Esa noche dormí tres horas. Sonó el despertador y, a pesar del cansancio, me levanté con ganas. Con ímpetu. Le di de comer al Chino, me hice unos mates y me puse a escribir. Estaba en ese momento mágico donde sentís que la vida no está tan mal. Que las nimiedades de lo cotidiano son suficientes. Y de vuelta el timbre de voz del chico de rulos. Que date cuenta, que limpiá sucia, que peiná al gato, que sos un desastre. Por un momento pensé que me hablaba a mi. Pero el llanto de ella me colocó en tiempo y espacio y el mate me quemó la lengua. ¡Sos tarada! ¡No te da la cabeza! Le gritó. ¡No te da la cabeza! Llanto, silencio y un aire podrido escupido con odio. 

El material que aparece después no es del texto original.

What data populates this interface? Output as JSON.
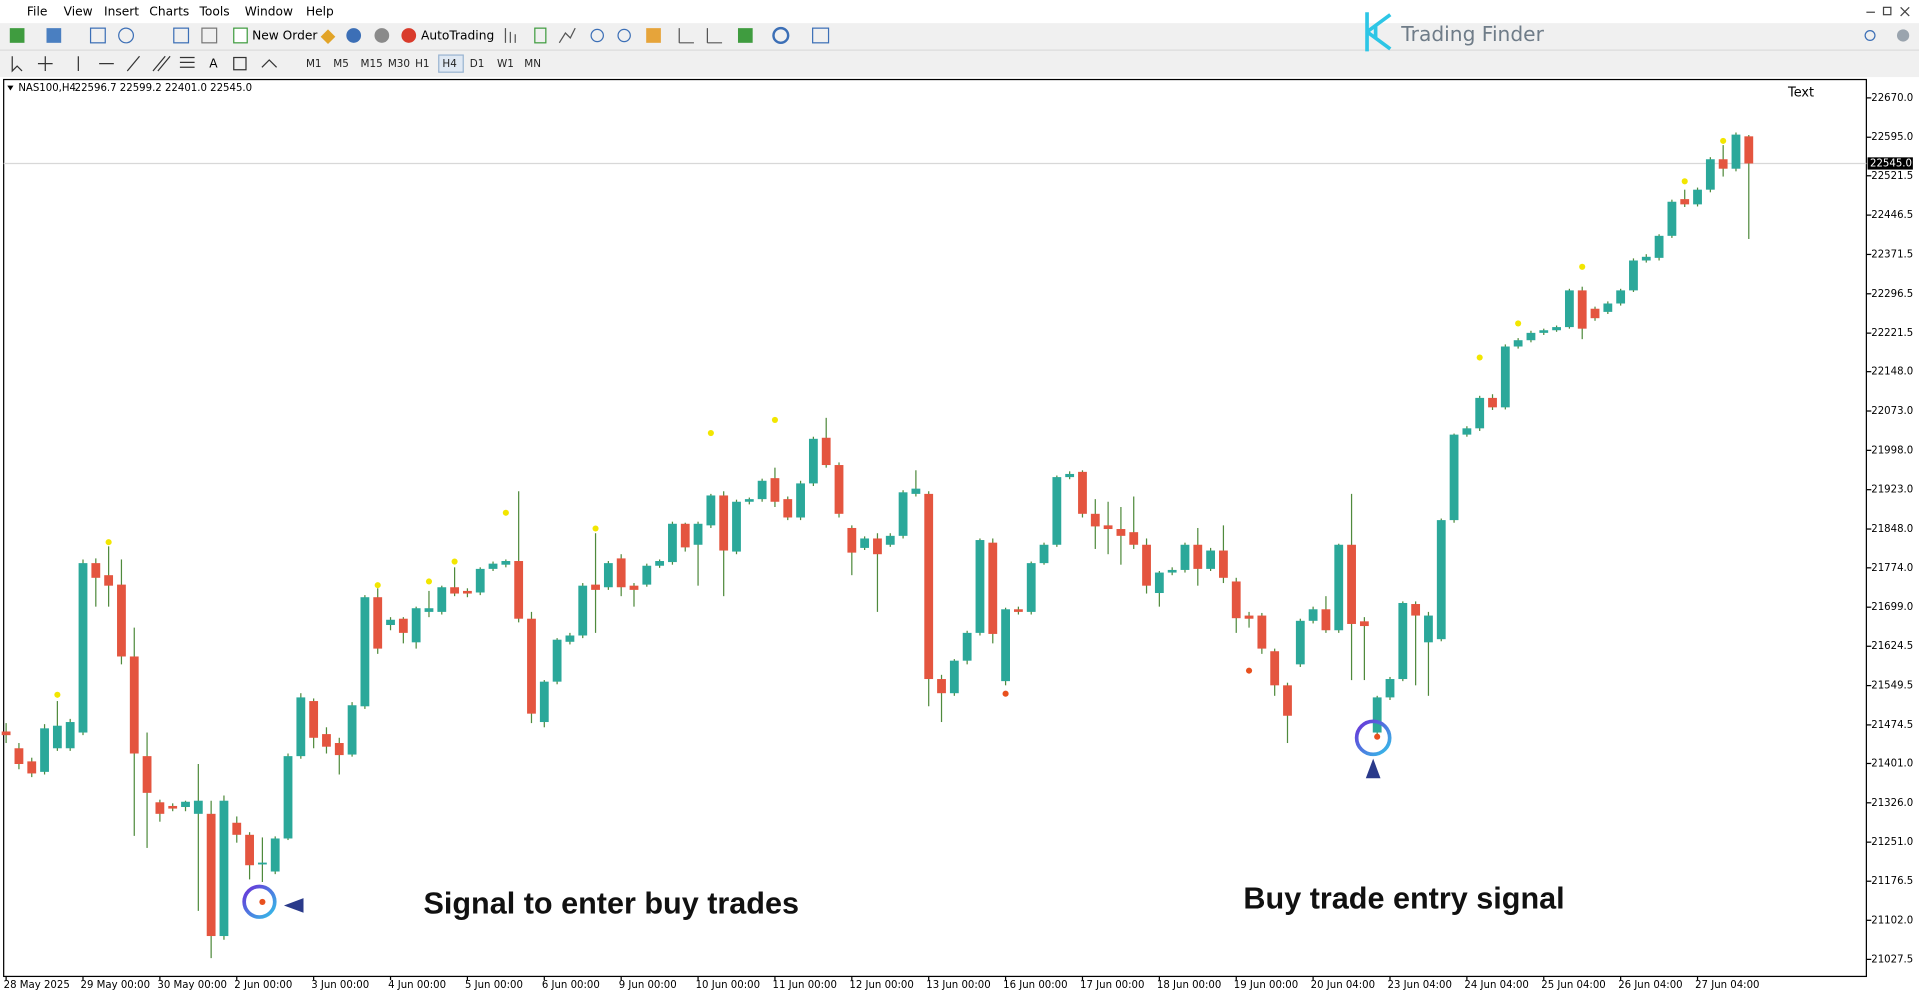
{
  "menu": [
    "File",
    "View",
    "Insert",
    "Charts",
    "Tools",
    "Window",
    "Help"
  ],
  "toolbar": {
    "new_order": "New Order",
    "auto_trading": "AutoTrading"
  },
  "timeframes": [
    "M1",
    "M5",
    "M15",
    "M30",
    "H1",
    "H4",
    "D1",
    "W1",
    "MN"
  ],
  "logo": "Trading Finder",
  "chart_data": {
    "type": "candlestick",
    "symbol": "NAS100,H4",
    "ohlc_label": "22596.7 22599.2 22401.0 22545.0",
    "text_object": "Text",
    "annotations": [
      "Signal to enter buy trades",
      "Buy trade entry signal"
    ],
    "up_color": "#2ba89a",
    "down_color": "#e4553f",
    "wick_color": "#4f8a3c",
    "categories": [
      "28 May 2025",
      null,
      null,
      null,
      null,
      null,
      "29 May 00:00",
      null,
      null,
      null,
      null,
      null,
      "30 May 00:00",
      null,
      null,
      null,
      null,
      null,
      "2 Jun 00:00",
      null,
      null,
      null,
      null,
      null,
      "3 Jun 00:00",
      null,
      null,
      null,
      null,
      null,
      "4 Jun 00:00",
      null,
      null,
      null,
      null,
      null,
      "5 Jun 00:00",
      null,
      null,
      null,
      null,
      null,
      "6 Jun 00:00",
      null,
      null,
      null,
      null,
      null,
      "9 Jun 00:00",
      null,
      null,
      null,
      null,
      null,
      "10 Jun 00:00",
      null,
      null,
      null,
      null,
      null,
      "11 Jun 00:00",
      null,
      null,
      null,
      null,
      null,
      "12 Jun 00:00",
      null,
      null,
      null,
      null,
      null,
      "13 Jun 00:00",
      null,
      null,
      null,
      null,
      null,
      "16 Jun 00:00",
      null,
      null,
      null,
      null,
      null,
      "17 Jun 00:00",
      null,
      null,
      null,
      null,
      null,
      "18 Jun 00:00",
      null,
      null,
      null,
      null,
      null,
      "19 Jun 00:00",
      null,
      null,
      null,
      null,
      null,
      "20 Jun 04:00",
      null,
      null,
      null,
      null,
      null,
      "23 Jun 04:00",
      null,
      null,
      null,
      null,
      null,
      "24 Jun 04:00",
      null,
      null,
      null,
      null,
      null,
      "25 Jun 04:00",
      null,
      null,
      null,
      null,
      null,
      "26 Jun 04:00",
      null,
      null,
      null,
      null,
      null,
      "27 Jun 04:00",
      null,
      null,
      null,
      null
    ],
    "open": [
      21462,
      21430,
      21405,
      21385,
      21430,
      21430,
      21460,
      21783,
      21760,
      21742,
      21605,
      21415,
      21327,
      21320,
      21318,
      21305,
      21305,
      21072,
      21288,
      21265,
      21210,
      21195,
      21258,
      21415,
      21520,
      21457,
      21440,
      21418,
      21510,
      21718,
      21665,
      21677,
      21632,
      21690,
      21690,
      21737,
      21730,
      21727,
      21772,
      21780,
      21787,
      21677,
      21480,
      21557,
      21633,
      21645,
      21742,
      21737,
      21792,
      21740,
      21742,
      21778,
      21785,
      21858,
      21818,
      21855,
      21912,
      21805,
      21900,
      21905,
      21945,
      21905,
      21870,
      21935,
      22022,
      21970,
      21850,
      21812,
      21830,
      21818,
      21835,
      21915,
      21915,
      21562,
      21535,
      21597,
      21650,
      21822,
      21558,
      21695,
      21690,
      21783,
      21818,
      21947,
      21957,
      21877,
      21855,
      21848,
      21842,
      21818,
      21726,
      21765,
      21770,
      21818,
      21772,
      21807,
      21748,
      21683,
      21683,
      21615,
      21550,
      21590,
      21673,
      21695,
      21655,
      21818,
      21672,
      21460,
      21527,
      21562,
      21705,
      21632,
      21638,
      21865,
      22028,
      22040,
      22098,
      22080,
      22196,
      22208,
      22222,
      22227,
      22233,
      22303,
      22268,
      22262,
      22278,
      22303,
      22360,
      22365,
      22407,
      22477,
      22467,
      22495,
      22553,
      22535,
      22596.7
    ],
    "high": [
      21478,
      21440,
      21412,
      21476,
      21520,
      21486,
      21790,
      21792,
      21815,
      21790,
      21660,
      21460,
      21332,
      21325,
      21330,
      21400,
      21330,
      21340,
      21300,
      21270,
      21260,
      21262,
      21420,
      21535,
      21525,
      21470,
      21450,
      21518,
      21722,
      21735,
      21680,
      21680,
      21700,
      21730,
      21740,
      21775,
      21735,
      21775,
      21786,
      21790,
      21920,
      21690,
      21560,
      21640,
      21650,
      21745,
      21840,
      21787,
      21800,
      21745,
      21782,
      21790,
      21862,
      21860,
      21862,
      21915,
      21920,
      21904,
      21908,
      21944,
      21965,
      21910,
      21940,
      22024,
      22060,
      21975,
      21855,
      21834,
      21840,
      21840,
      21922,
      21960,
      21920,
      21570,
      21600,
      21654,
      21830,
      21830,
      21698,
      21700,
      21786,
      21822,
      21950,
      21958,
      21960,
      21905,
      21900,
      21890,
      21910,
      21830,
      21768,
      21775,
      21822,
      21850,
      21812,
      21855,
      21755,
      21690,
      21688,
      21620,
      21555,
      21677,
      21700,
      21720,
      21820,
      21915,
      21680,
      21530,
      21566,
      21710,
      21710,
      21690,
      21868,
      22030,
      22044,
      22102,
      22105,
      22200,
      22212,
      22226,
      22230,
      22236,
      22306,
      22310,
      22272,
      22282,
      22306,
      22364,
      22372,
      22410,
      22476,
      22495,
      22499,
      22557,
      22580,
      22604,
      22599.2
    ],
    "low": [
      21440,
      21390,
      21375,
      21380,
      21425,
      21425,
      21455,
      21700,
      21700,
      21590,
      21263,
      21240,
      21290,
      21310,
      21310,
      21120,
      21030,
      21065,
      21250,
      21180,
      21175,
      21190,
      21255,
      21410,
      21430,
      21420,
      21380,
      21414,
      21505,
      21610,
      21655,
      21630,
      21620,
      21680,
      21685,
      21720,
      21718,
      21722,
      21768,
      21775,
      21670,
      21478,
      21470,
      21552,
      21628,
      21640,
      21650,
      21732,
      21720,
      21700,
      21738,
      21774,
      21780,
      21805,
      21740,
      21850,
      21720,
      21800,
      21895,
      21900,
      21890,
      21865,
      21865,
      21930,
      21965,
      21870,
      21760,
      21808,
      21690,
      21814,
      21830,
      21910,
      21510,
      21480,
      21530,
      21590,
      21645,
      21630,
      21550,
      21685,
      21685,
      21780,
      21814,
      21943,
      21870,
      21810,
      21800,
      21780,
      21810,
      21725,
      21700,
      21760,
      21765,
      21740,
      21768,
      21745,
      21650,
      21660,
      21610,
      21530,
      21440,
      21585,
      21668,
      21650,
      21650,
      21560,
      21560,
      21455,
      21522,
      21558,
      21550,
      21530,
      21634,
      21860,
      22024,
      22035,
      22075,
      22076,
      22192,
      22204,
      22218,
      22224,
      22230,
      22210,
      22245,
      22258,
      22274,
      22300,
      22356,
      22360,
      22403,
      22462,
      22463,
      22490,
      22520,
      22530,
      22401
    ],
    "close": [
      21455,
      21400,
      21382,
      21468,
      21473,
      21480,
      21783,
      21755,
      21740,
      21605,
      21420,
      21345,
      21305,
      21315,
      21328,
      21330,
      21072,
      21330,
      21265,
      21207,
      21212,
      21258,
      21415,
      21527,
      21450,
      21433,
      21417,
      21512,
      21718,
      21620,
      21675,
      21650,
      21697,
      21697,
      21737,
      21725,
      21725,
      21772,
      21782,
      21787,
      21677,
      21496,
      21557,
      21637,
      21645,
      21740,
      21732,
      21783,
      21737,
      21732,
      21778,
      21787,
      21858,
      21813,
      21858,
      21912,
      21807,
      21900,
      21905,
      21940,
      21900,
      21870,
      21935,
      22020,
      21970,
      21877,
      21803,
      21830,
      21800,
      21835,
      21918,
      21925,
      21562,
      21535,
      21597,
      21650,
      21827,
      21648,
      21695,
      21690,
      21783,
      21818,
      21947,
      21953,
      21877,
      21853,
      21848,
      21835,
      21818,
      21740,
      21765,
      21770,
      21818,
      21772,
      21807,
      21755,
      21678,
      21677,
      21620,
      21550,
      21492,
      21673,
      21695,
      21655,
      21818,
      21667,
      21663,
      21527,
      21562,
      21707,
      21683,
      21683,
      21865,
      22028,
      22040,
      22098,
      22080,
      22196,
      22208,
      22222,
      22227,
      22233,
      22303,
      22230,
      22250,
      22278,
      22303,
      22360,
      22367,
      22407,
      22472,
      22467,
      22495,
      22553,
      22535,
      22600,
      22545
    ],
    "markers": [
      {
        "color": "#f2e600",
        "x": [
          4,
          8,
          29,
          33,
          35,
          39,
          46,
          55,
          60,
          115,
          118,
          123,
          131,
          134
        ],
        "values": [
          21532,
          21823,
          21741,
          21748,
          21786,
          21879,
          21849,
          22031,
          22056,
          22175,
          22240,
          22348,
          22511,
          22588
        ]
      },
      {
        "color": "#e8501e",
        "x": [
          20,
          78,
          97,
          107
        ],
        "values": [
          21137,
          21534,
          21578,
          21452
        ]
      }
    ],
    "last_price": {
      "value": 22545,
      "label": "22545.0"
    },
    "ylim": [
      20995,
      22705
    ],
    "yticks": [
      {
        "value": 22670,
        "label": "22670.0"
      },
      {
        "value": 22595,
        "label": "22595.0"
      },
      {
        "value": 22521.5,
        "label": "22521.5"
      },
      {
        "value": 22446.5,
        "label": "22446.5"
      },
      {
        "value": 22371.5,
        "label": "22371.5"
      },
      {
        "value": 22296.5,
        "label": "22296.5"
      },
      {
        "value": 22221.5,
        "label": "22221.5"
      },
      {
        "value": 22148,
        "label": "22148.0"
      },
      {
        "value": 22073,
        "label": "22073.0"
      },
      {
        "value": 21998,
        "label": "21998.0"
      },
      {
        "value": 21923,
        "label": "21923.0"
      },
      {
        "value": 21848,
        "label": "21848.0"
      },
      {
        "value": 21774,
        "label": "21774.0"
      },
      {
        "value": 21699,
        "label": "21699.0"
      },
      {
        "value": 21624.5,
        "label": "21624.5"
      },
      {
        "value": 21549.5,
        "label": "21549.5"
      },
      {
        "value": 21474.5,
        "label": "21474.5"
      },
      {
        "value": 21401,
        "label": "21401.0"
      },
      {
        "value": 21326,
        "label": "21326.0"
      },
      {
        "value": 21251,
        "label": "21251.0"
      },
      {
        "value": 21176.5,
        "label": "21176.5"
      },
      {
        "value": 21102,
        "label": "21102.0"
      },
      {
        "value": 21027.5,
        "label": "21027.5"
      }
    ],
    "grid": false
  }
}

Fui a trabajar con la esperanza de una hormiga más, que cruza la 9 de Julio. 

Pasaron noches de tumba. Chinaski atento a las ventanas pero no se abrieron más. Ni la ventana, ni la luz, daba señal que arriba seguía mi vecina y esa gata tímida que se escondía debajo de la cama. 

Mi hermana me dio una pastilla y por fin, después de tanto tiempo, pude dormir. Me desperté más cansada, escuchando a lo lejos y metido en el tímpano la tristeza de arriba. Ahí está, pensé. Ahí está encerrada en lo oscuro, mi vecina de arriba. 

Mismo departamento sin patio. 

Chinaski se refriega. Le doy de comer. Sos tan Chinaski, le digo. Y fumo al silencio de un segundo, en un edificio de las mil vidas. Un radioteatro constante. Siento el deber de hacer tanto que por eso tengo demasiado cansancio. Estamos atentos con el gato. Aunque la ventana esté cerrada, estamos atentos.